Il serait facile de dire que ces mochi ne sont japonais que par le nom car ils utilisent comme farce du lait de coco, de la glace mango ou de la glace au chocolat à la place des haricots rouges. Mais ils jouent un rôle indéniable dans l'élargissement du cercle des amateurs de cuisine japonaise et servent de préliminaires, grâce à une large distribution et à un prix abordable, pour ensuite aiguiser leur curiosité et les inciter à découvrir les vrais daifuku dans les restaurants japonais ou les pâtisseries nippones artisanales telles que « Tomo » ou « La maison de mochi ».

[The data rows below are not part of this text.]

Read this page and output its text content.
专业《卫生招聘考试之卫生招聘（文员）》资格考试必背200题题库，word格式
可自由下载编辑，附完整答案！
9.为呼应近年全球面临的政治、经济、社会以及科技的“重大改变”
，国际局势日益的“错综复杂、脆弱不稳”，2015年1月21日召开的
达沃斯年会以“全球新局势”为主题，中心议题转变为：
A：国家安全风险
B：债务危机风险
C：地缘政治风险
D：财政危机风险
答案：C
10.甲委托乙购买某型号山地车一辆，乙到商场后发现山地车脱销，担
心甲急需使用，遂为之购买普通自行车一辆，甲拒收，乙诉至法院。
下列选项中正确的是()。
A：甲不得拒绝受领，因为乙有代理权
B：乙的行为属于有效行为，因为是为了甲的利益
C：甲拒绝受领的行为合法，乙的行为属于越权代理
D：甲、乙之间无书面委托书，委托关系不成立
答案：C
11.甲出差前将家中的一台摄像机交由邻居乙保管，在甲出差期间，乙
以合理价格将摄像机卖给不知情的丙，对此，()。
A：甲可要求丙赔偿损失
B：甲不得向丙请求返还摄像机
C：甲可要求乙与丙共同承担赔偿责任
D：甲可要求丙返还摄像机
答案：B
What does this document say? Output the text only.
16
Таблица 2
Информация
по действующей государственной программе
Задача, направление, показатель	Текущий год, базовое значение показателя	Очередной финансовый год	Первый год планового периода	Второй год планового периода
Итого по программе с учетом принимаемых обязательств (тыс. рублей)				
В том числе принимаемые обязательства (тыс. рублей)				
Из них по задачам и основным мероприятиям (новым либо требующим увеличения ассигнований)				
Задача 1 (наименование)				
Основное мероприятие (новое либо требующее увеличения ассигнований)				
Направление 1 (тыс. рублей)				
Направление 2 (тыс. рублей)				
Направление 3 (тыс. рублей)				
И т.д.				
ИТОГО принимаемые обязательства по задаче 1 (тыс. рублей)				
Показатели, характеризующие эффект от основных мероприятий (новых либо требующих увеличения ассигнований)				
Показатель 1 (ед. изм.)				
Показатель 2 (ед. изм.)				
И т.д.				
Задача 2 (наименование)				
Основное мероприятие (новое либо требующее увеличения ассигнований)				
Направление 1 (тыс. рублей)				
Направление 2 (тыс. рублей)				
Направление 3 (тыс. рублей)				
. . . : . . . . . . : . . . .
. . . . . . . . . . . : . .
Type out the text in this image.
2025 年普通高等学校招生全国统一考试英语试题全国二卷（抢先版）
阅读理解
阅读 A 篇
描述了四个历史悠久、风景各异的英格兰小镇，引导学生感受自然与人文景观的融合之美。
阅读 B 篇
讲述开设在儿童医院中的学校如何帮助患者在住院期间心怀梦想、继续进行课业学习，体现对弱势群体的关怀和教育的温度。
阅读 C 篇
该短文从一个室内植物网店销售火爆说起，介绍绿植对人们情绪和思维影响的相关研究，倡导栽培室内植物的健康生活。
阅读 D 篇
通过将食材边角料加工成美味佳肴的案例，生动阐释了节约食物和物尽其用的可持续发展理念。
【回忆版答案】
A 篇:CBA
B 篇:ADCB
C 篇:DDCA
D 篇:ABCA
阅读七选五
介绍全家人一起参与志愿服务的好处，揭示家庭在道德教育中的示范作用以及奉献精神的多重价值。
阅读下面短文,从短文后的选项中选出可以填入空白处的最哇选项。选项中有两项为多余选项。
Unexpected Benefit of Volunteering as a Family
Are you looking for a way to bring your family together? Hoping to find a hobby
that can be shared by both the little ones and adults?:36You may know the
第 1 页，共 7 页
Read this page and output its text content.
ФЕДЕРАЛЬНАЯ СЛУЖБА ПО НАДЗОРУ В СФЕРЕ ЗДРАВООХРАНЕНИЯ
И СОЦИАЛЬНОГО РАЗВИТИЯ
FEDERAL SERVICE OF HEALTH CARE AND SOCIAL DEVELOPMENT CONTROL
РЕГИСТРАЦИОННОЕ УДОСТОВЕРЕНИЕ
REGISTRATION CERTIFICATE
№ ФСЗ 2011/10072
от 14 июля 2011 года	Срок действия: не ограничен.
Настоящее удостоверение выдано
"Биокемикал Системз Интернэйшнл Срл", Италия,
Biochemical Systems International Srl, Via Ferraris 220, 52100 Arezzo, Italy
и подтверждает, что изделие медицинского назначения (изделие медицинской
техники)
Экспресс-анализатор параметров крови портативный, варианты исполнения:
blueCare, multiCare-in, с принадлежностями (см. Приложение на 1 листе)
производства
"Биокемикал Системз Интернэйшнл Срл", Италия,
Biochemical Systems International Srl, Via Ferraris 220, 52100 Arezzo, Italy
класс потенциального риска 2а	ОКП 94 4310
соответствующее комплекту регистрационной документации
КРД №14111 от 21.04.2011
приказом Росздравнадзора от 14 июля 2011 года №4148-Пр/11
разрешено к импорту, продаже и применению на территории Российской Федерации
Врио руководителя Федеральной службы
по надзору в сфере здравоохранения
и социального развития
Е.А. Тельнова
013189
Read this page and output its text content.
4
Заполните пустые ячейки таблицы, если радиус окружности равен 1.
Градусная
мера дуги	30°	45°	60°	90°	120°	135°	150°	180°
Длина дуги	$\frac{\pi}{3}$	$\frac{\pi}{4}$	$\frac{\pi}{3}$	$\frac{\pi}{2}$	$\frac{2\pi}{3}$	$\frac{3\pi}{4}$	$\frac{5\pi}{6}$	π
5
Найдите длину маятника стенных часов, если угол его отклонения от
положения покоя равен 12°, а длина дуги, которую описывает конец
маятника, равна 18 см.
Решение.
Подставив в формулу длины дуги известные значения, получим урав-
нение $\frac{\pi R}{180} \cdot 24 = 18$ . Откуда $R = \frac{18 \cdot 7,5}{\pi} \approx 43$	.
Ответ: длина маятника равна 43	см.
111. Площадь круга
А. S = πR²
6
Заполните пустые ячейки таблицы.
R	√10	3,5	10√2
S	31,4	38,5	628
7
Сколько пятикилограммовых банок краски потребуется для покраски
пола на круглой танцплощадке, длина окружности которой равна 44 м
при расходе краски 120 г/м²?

L’onigiri fait également partie des mets qui plaisent beaucoup aux Français. Au pays du Soleil-levant, les boutiques spécialisées en onigiri sont en augmentation depuis presque dix ans et c’est un plat dont on ne cesse de parler ; on a inventé des « onigiris de luxe » qui utilisent des ingrédients originaux, et une boutique d’onigiri à Tokyo figure même dans le guide Michelin. Les pays étrangers n’ont pas été indifférents à cette vogue puisqu'on trouve depuis peu des onigiri dans les supermarchés, les kiosques des grandes gares ou les aéroports en France. Des magasins spécialisés en onigiri ont également fait leur apparition, et il est dorénavant possible d'en commander dans les restaurants façon izakaya. Les raisons de son succès sont multiples : sans gluten, basses calories, la variété de ses saveurs fait qu’à la fois les végétariens, les végans ou d’autres personnes sous régimes spéciaux peuvent y trouver leur bonheur, et il permet d'inventer des saveurs qui plaisent aux Français telles que thon mayo, poulet mayo, bœuf teriyaki, saumon fromage… Il faut également souligner que le sushi avait déjà préparé le terrain à la popularisation de la consommation de riz, et de ce fait facilité la mode de l'onigiri.

Onigiri

Les tendances au-delà des frontières

Ces mets en vogue aujourd’hui le sont également dans d’autres pays européens et asiatiques. Derrière la mode d’un plat, il existe toujours plusieurs facteurs et, les informations circulant et re-circulant via les réseaux sociaux à la vitesse de l’éclair, il serait tout à fait possible de voir un produit japonais populaire au Japon soudainement à la mode à l’étranger, ou d’assister au boom d’un plat inattendu pour les Japonais. Quoi qu’il en soit, c’est un bon signe car ceux qui n’étaient jusqu’alors pas forcément intéressés par la culture japonaise pourront ainsi la découvrir. Il est donc tout à fait légitime d'espérer que le nombre de Français férus de cuisine japonaise augmente encore, et qu’ils achètent des produits japonais ou se rendent dans des restaurants qui conviennent au mieux à leur style et à leur budget.